GENEVA (AP)--Nearly 100,000 Iraqi refugees each month are fleeing to Syria and Jordan in a silent exodus that has turned unexpectedly into an enormous challenge for relief workers, the U.N. High Commissioner for Refugees said Friday.

It has been impossible to obtain accurate totals on the numbers of refugees because few Iraqis are registering with UNHCR, and most are being cared for by host families or charitable organizations, chief spokesman Ron Redmond said.

The U.N. agency has been counting those entering Syria in recent months, however, and has found an average of 2,000 a day leaving Iraq by that route.

"This is not a situation where everyone has left en masse at once, nor are they going to refugee camps," Redmond said. "This has been largely a silent or invisible exodus."

The Jordanian government says another 1,000 a day are entering Jordan, Redmond said.

"We've got a displacement crisis under way here, and the international community needs to do more to chip in to support the humanitarian needs of these people," he said.

Even though many of the refugees are being cared for, there is a major impact on the Syrian and Jordanian economies because the influx has been driving up prices for housing, food and other commodities, Redmond said.

So far it has been impossible to get a more precise idea of the post-invasion flight than the estimate UNHCR gave last month that 914,000 Iraqis had fled their homes since the 2003 U.S.-led invasion, Redmond told The AP.

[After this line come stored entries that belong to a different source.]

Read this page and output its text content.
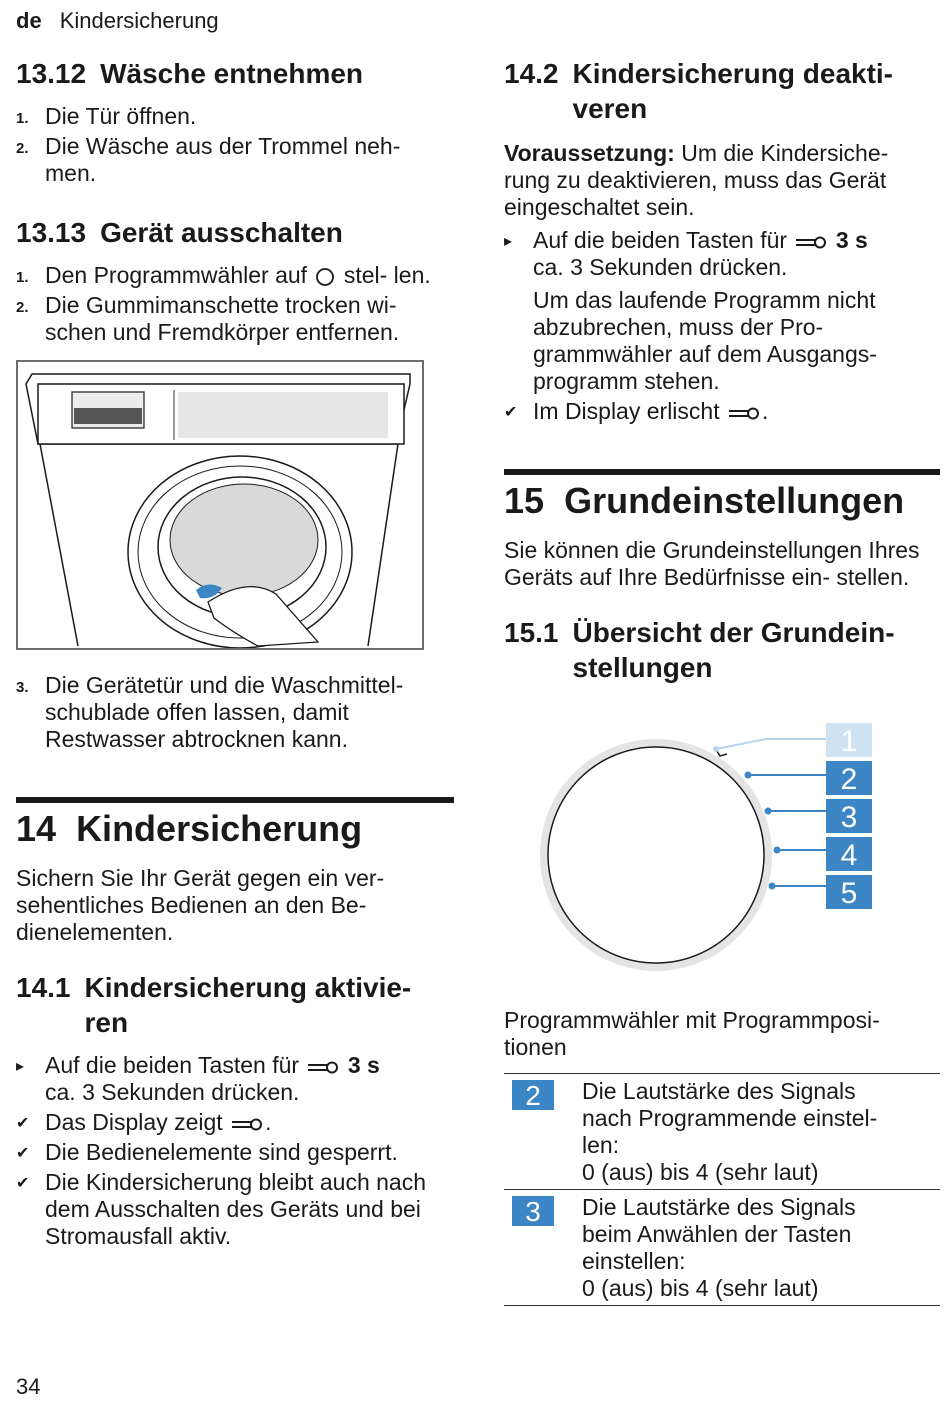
de Kindersicherung
13.12 Wäsche entnehmen
1. Die Tür öffnen.
2. Die Wäsche aus der Trommel neh- men.
13.13 Gerät ausschalten
1. Den Programmwähler auf stel- len.
2. Die Gummimanschette trocken wi- schen und Fremdkörper entfernen.
3. Die Gerätetür und die Waschmittel- schublade offen lassen, damit Restwasser abtrocknen kann.
14 Kindersicherung

Sichern Sie Ihr Gerät gegen ein ver- sehentliches Bedienen an den Be- dienelementen.

14.1 Kindersicherung aktivie- ren
▸ Auf die beiden Tasten für 3 s ca. 3 Sekunden drücken.
✔ Das Display zeigt .
✔ Die Bedienelemente sind gesperrt.
✔ Die Kindersicherung bleibt auch nach dem Ausschalten des Geräts und bei Stromausfall aktiv.
14.2 Kindersicherung deakti- veren

Voraussetzung: Um die Kindersiche- rung zu deaktivieren, muss das Gerät eingeschaltet sein.

▸ Auf die beiden Tasten für 3 s ca. 3 Sekunden drücken.

Um das laufende Programm nicht abzubrechen, muss der Pro- grammwähler auf dem Ausgangs- programm stehen.

✔ Im Display erlischt .
15 Grundeinstellungen

Sie können die Grundeinstellungen Ihres Geräts auf Ihre Bedürfnisse ein- stellen.

15.1 Übersicht der Grundein- stellungen
1
2
3
4
5

Programmwähler mit Programmposi- tionen

2	Die Lautstärke des Signals nach Programmende einstel- len:
0 (aus) bis 4 (sehr laut)

3	Die Lautstärke des Signals beim Anwählen der Tasten einstellen:
0 (aus) bis 4 (sehr laut)
34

Redmond recalled that, before the March 2003 invasion, UNHCR had made contingency plans for 600,000 refugees and displaced people, and had a budget of $154 million. But there was no mass exodus in the beginning, and UNHCR has long since scaled back to $29 million.

UNHCR now estimates that 1.8 million Iraqis are living in neighboring countries and 1.6 million are "displaced" internally, but those numbers include many who fled during the 1990s, long before the invasion, Redmond said.